To avoid causing further anger during a conflict with your partner, try communicating with “I” statements. This is usually the most effective in this type of situation. For example; “I was really hurt and angry today, I felt like you were ignoring me when I asked what you wanted to do next weekend.” Try not to say things like “Always” or “Never.”

Negative statements directed to the other person will only build up resentment and anger, and cause your partner to feel defensive, which is counterproductive to working through anger issues.

You and your partner should also be willing to recognize when you are angry with a situation and not your partner, and be willing to communicate verbally to your partner that you aren’t angry with them. It’s also a good idea to work with recognizing your other emotions as well. Sometimes anger or resentment builds up when a person is feeling disappointed or hurt and they mistake it for anger instead.

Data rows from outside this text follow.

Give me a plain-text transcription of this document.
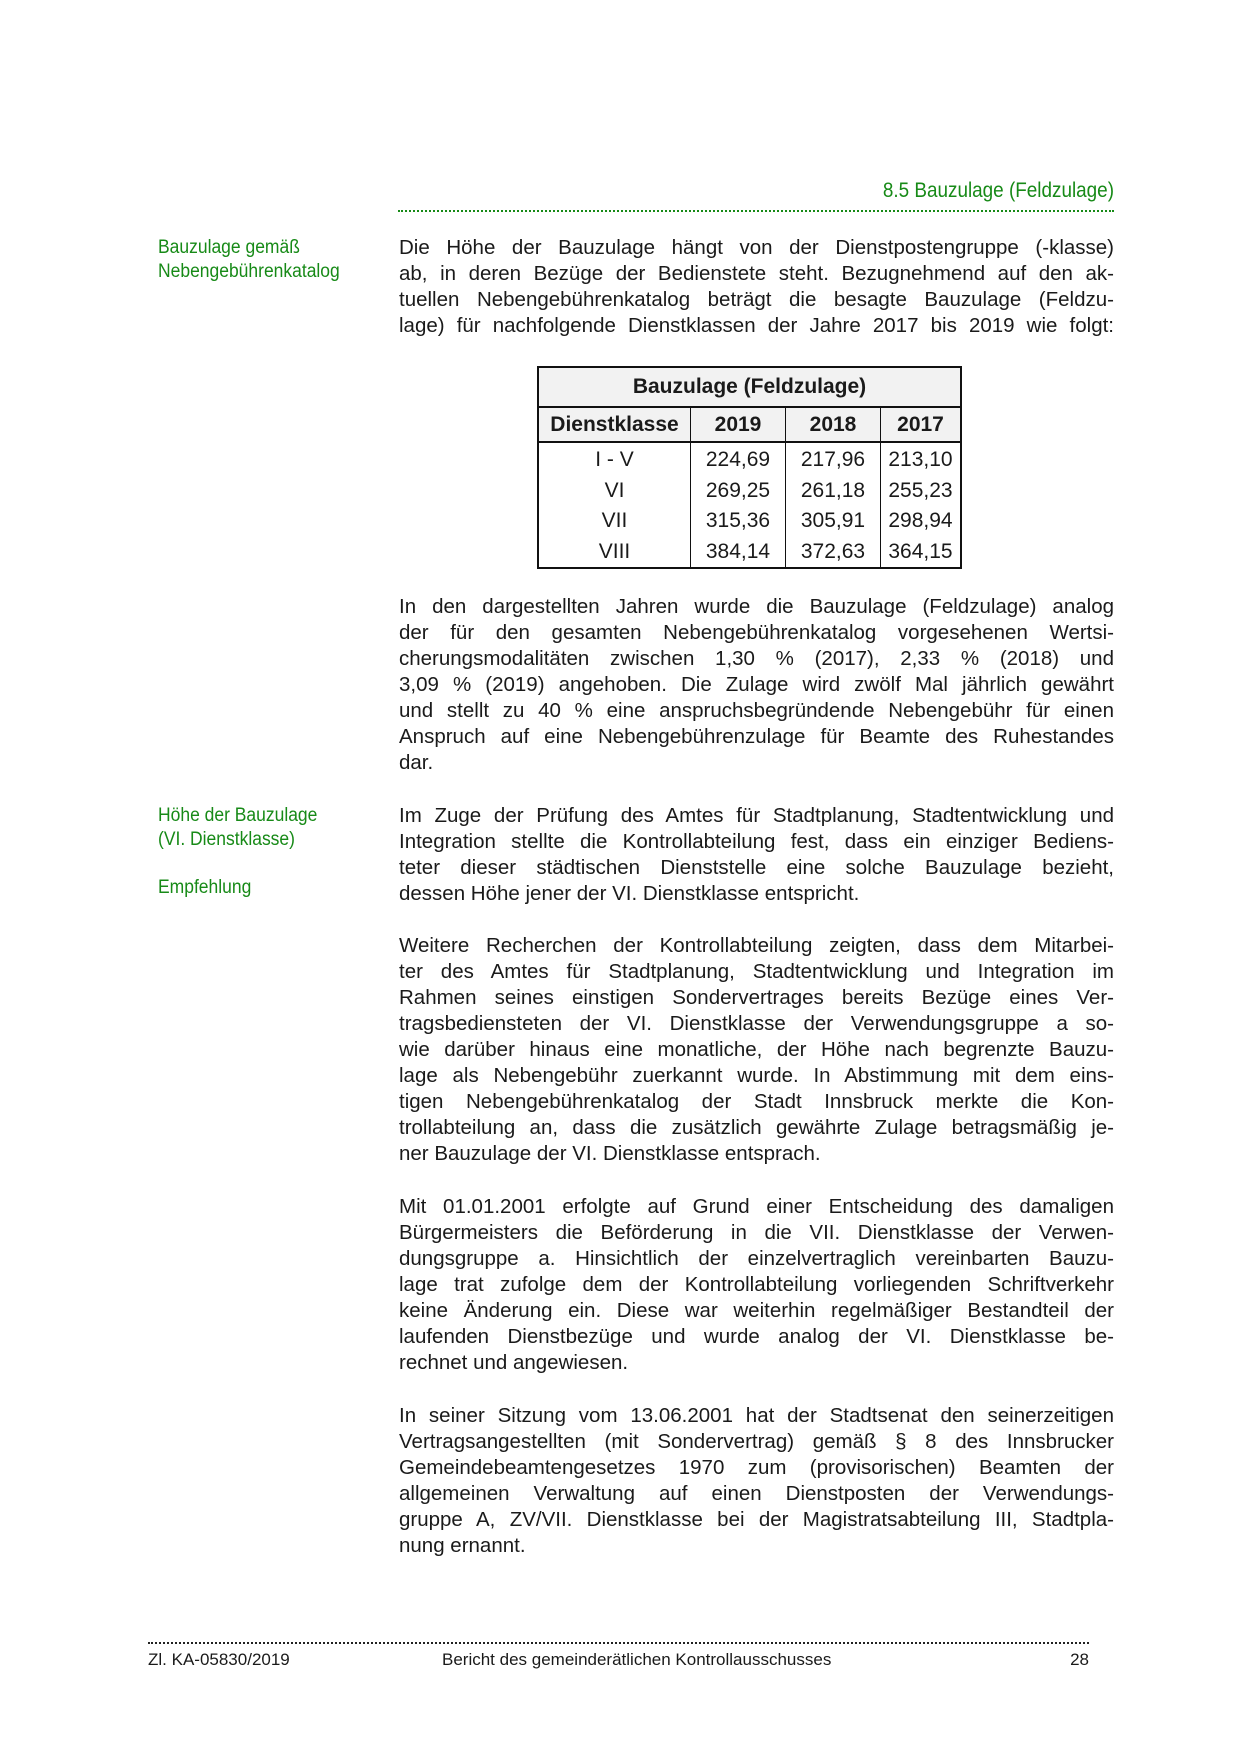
8.5 Bauzulage (Feldzulage)
Bauzulage gemäß
Nebengebührenkatalog
Höhe der Bauzulage
(VI. Dienstklasse)
Empfehlung
Die Höhe der Bauzulage hängt von der Dienstpostengruppe (-klasse)
ab, in deren Bezüge der Bedienstete steht. Bezugnehmend auf den ak-
tuellen Nebengebührenkatalog beträgt die besagte Bauzulage (Feldzu-
lage) für nachfolgende Dienstklassen der Jahre 2017 bis 2019 wie folgt:
Bauzulage (Feldzulage)			
Dienstklasse	2019	2018	2017
I - V	224,69	217,96	213,10
VI	269,25	261,18	255,23
VII	315,36	305,91	298,94
VIII	384,14	372,63	364,15
In den dargestellten Jahren wurde die Bauzulage (Feldzulage) analog
der für den gesamten Nebengebührenkatalog vorgesehenen Wertsi-
cherungsmodalitäten zwischen 1,30 % (2017), 2,33 % (2018) und
3,09 % (2019) angehoben. Die Zulage wird zwölf Mal jährlich gewährt
und stellt zu 40 % eine anspruchsbegründende Nebengebühr für einen
Anspruch auf eine Nebengebührenzulage für Beamte des Ruhestandes
dar.
Im Zuge der Prüfung des Amtes für Stadtplanung, Stadtentwicklung und
Integration stellte die Kontrollabteilung fest, dass ein einziger Bediens-
teter dieser städtischen Dienststelle eine solche Bauzulage bezieht,
dessen Höhe jener der VI. Dienstklasse entspricht.
Weitere Recherchen der Kontrollabteilung zeigten, dass dem Mitarbei-
ter des Amtes für Stadtplanung, Stadtentwicklung und Integration im
Rahmen seines einstigen Sondervertrages bereits Bezüge eines Ver-
tragsbediensteten der VI. Dienstklasse der Verwendungsgruppe a so-
wie darüber hinaus eine monatliche, der Höhe nach begrenzte Bauzu-
lage als Nebengebühr zuerkannt wurde. In Abstimmung mit dem eins-
tigen Nebengebührenkatalog der Stadt Innsbruck merkte die Kon-
trollabteilung an, dass die zusätzlich gewährte Zulage betragsmäßig je-
ner Bauzulage der VI. Dienstklasse entsprach.
Mit 01.01.2001 erfolgte auf Grund einer Entscheidung des damaligen
Bürgermeisters die Beförderung in die VII. Dienstklasse der Verwen-
dungsgruppe a. Hinsichtlich der einzelvertraglich vereinbarten Bauzu-
lage trat zufolge dem der Kontrollabteilung vorliegenden Schriftverkehr
keine Änderung ein. Diese war weiterhin regelmäßiger Bestandteil der
laufenden Dienstbezüge und wurde analog der VI. Dienstklasse be-
rechnet und angewiesen.
In seiner Sitzung vom 13.06.2001 hat der Stadtsenat den seinerzeitigen
Vertragsangestellten (mit Sondervertrag) gemäß § 8 des Innsbrucker
Gemeindebeamtengesetzes 1970 zum (provisorischen) Beamten der
allgemeinen Verwaltung auf einen Dienstposten der Verwendungs-
gruppe A, ZV/VII. Dienstklasse bei der Magistratsabteilung III, Stadtpla-
nung ernannt.
Zl. KA-05830/2019	Bericht des gemeinderätlichen Kontrollausschusses	28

If you or your partner can’t seem to let go of anger, then it’s a good idea to see a professional counselor or therapist who specializes in couples’ therapy. Often, having that third party- an “outsider” can give a couple greater insight into their relationship and into themselves individually.

Don’t hold onto anger, be willing to work through it. And finally, don’t be angry over “small” things. If you’re willing to let go of your anger for the sake of your relationship- and the happiness of both you and your partner- then you’ll find your partner might very well be willing to do the same.